Eric Wendt

To paraphrase a common if crude cliche: Length matters. At least where video is concerned.

The return on investment of video marketing is undeniable. It can inspire your targeted audience to download, subscribe or purchase. However, video content only succeeds if people watch it.

Well, the numbers are in. If your video marketing exceeds the two-minute mark, there’s a good chance it’s falling on deaf ears (or at the very least, glazed-over eyes).

2 minutes is too long

The attention span of a goldfish is nine seconds.

Now, before you start patting yourself on the back for being at the top of the food chain, consider this: A study from Microsoft Corporation discovered the attention span of human beings is eight seconds. Look who’s laughing now. Hint: It’s the goldfish.

To what do we owe our fish-like level of concentration? According to researchers, multi-screeners – people who use computers and smartphones and television sets on a regular basis and often at the same time – are more easily distracted. All that information streaming in from multiple channels represents a level of stimuli they’re unable to properly filter.

With this in mind, it makes perfect sense that short and sweet videos are more effective than long-form video content. Who has time for two minutes when there’s Facebook and Tinder and Netflix to contend with?

Don’t take our word for it. There’s no shortage of data showing length equals death in terms of video lead generation.

One report found that over the course of a four-to-five minute video, less than 60 percent of viewers will remain until the end. Compare that to the 75 percent of viewers who will stick out a one-to-two minute video. Meanwhile, data shows a majority of consumers prefer video content that comes in under 60 seconds.

Finding the sweet spot

While the numbers indicate longer videos are less effective than their shorter counterparts, it’s not a simple matter of condensing all your video marketing. Context matters.
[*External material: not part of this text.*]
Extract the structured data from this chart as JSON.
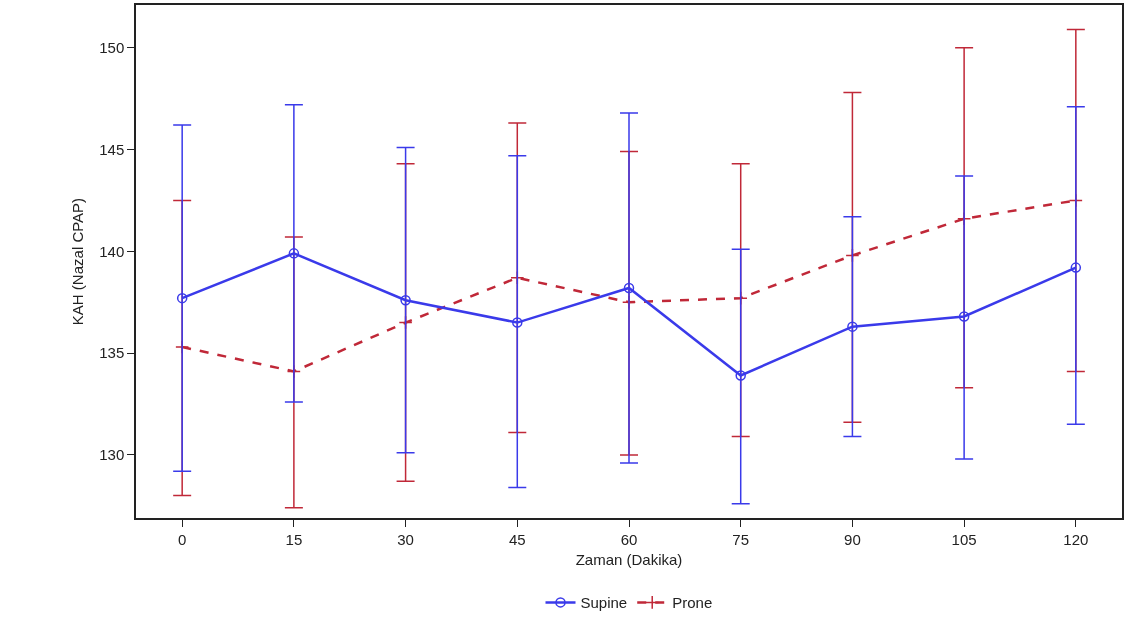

“There are many variables that determine a video’s watchability,” said Jim Davis, Senior Lead Animator at Brafton.

“Where will the video be played, and who is the audience? If a video is being served as an advertisement, it better be short, catchy and entertaining. If a video is on a product-specific page, and the audience is seeking out specific information, it can be longer and less topical (like when you are creating a video from a how-to blog). For more in-depth or technical details, the audience will sit still longer.”

Of course, when you’re trying to make a splash on social media, expecting viewers to sit still goes out the window.

“When scrolling through a social feed, you have a second or so to grab someone’s attention,” Jim continued.

In fact, videos that are 15 seconds or less are shared 37 percent more often that those clocking in between 30 seconds and a minute.

It’s also important to keep in mind the hardware involved.

“Video is primarily viewed on mobile, particularly shorter videos,” Jim said. “If someone is watching a 10-minute video discussing in-depth product features, chances are they’ll be on a desktop.”

Grabbing attention (and holding on)

In order to overcome short attention spans, it’s vital to begin with a bang. Research showed 20 percent of viewers will click away from a video in 10 seconds or less if they’re not impressed. That number increases to a third of viewers at the 30-second mark, 45 percent by a minute in, and nearly 60 percent by two minutes.

In short, make sure the important info is front and center, along with eye-catching visuals and engaging audio (if your audience is even listening, that is).

“Creating great content with an identified audience is the best way to gain recurring viewers,” Jim said. “Releasing one great video per week is better than releasing three mediocre ones. The strongest video marketers have their audience anticipating their next video. These people will come back to their page to check for it.”

The strongest video marketers have their audience anticipating their next video.

Quality comes first, but that doesn’t mean you won’t need to make cuts to accommodate a shorter running time. Forget repeating points or looping back to summarize a concept.

“Anything that can be shown visually instead of stated by voiceover or a talking head can reduce time,” Jim said. “If a video is going to be shown to experts, leave out all the exposition. If it’s going to be shown to a general audience, leave out the technicalities.”

Ending with a call to action is important, as is ensuring pertinent links are close to the video player, be they for other videos, white papers, blog posts or some other lead generation tool. However, your first order of business is always getting someone to click and keep watching.

A short video with low-quality content won’t do you any favors, but even Oscar-winning video marketing will fail if it wastes your target audience’s time.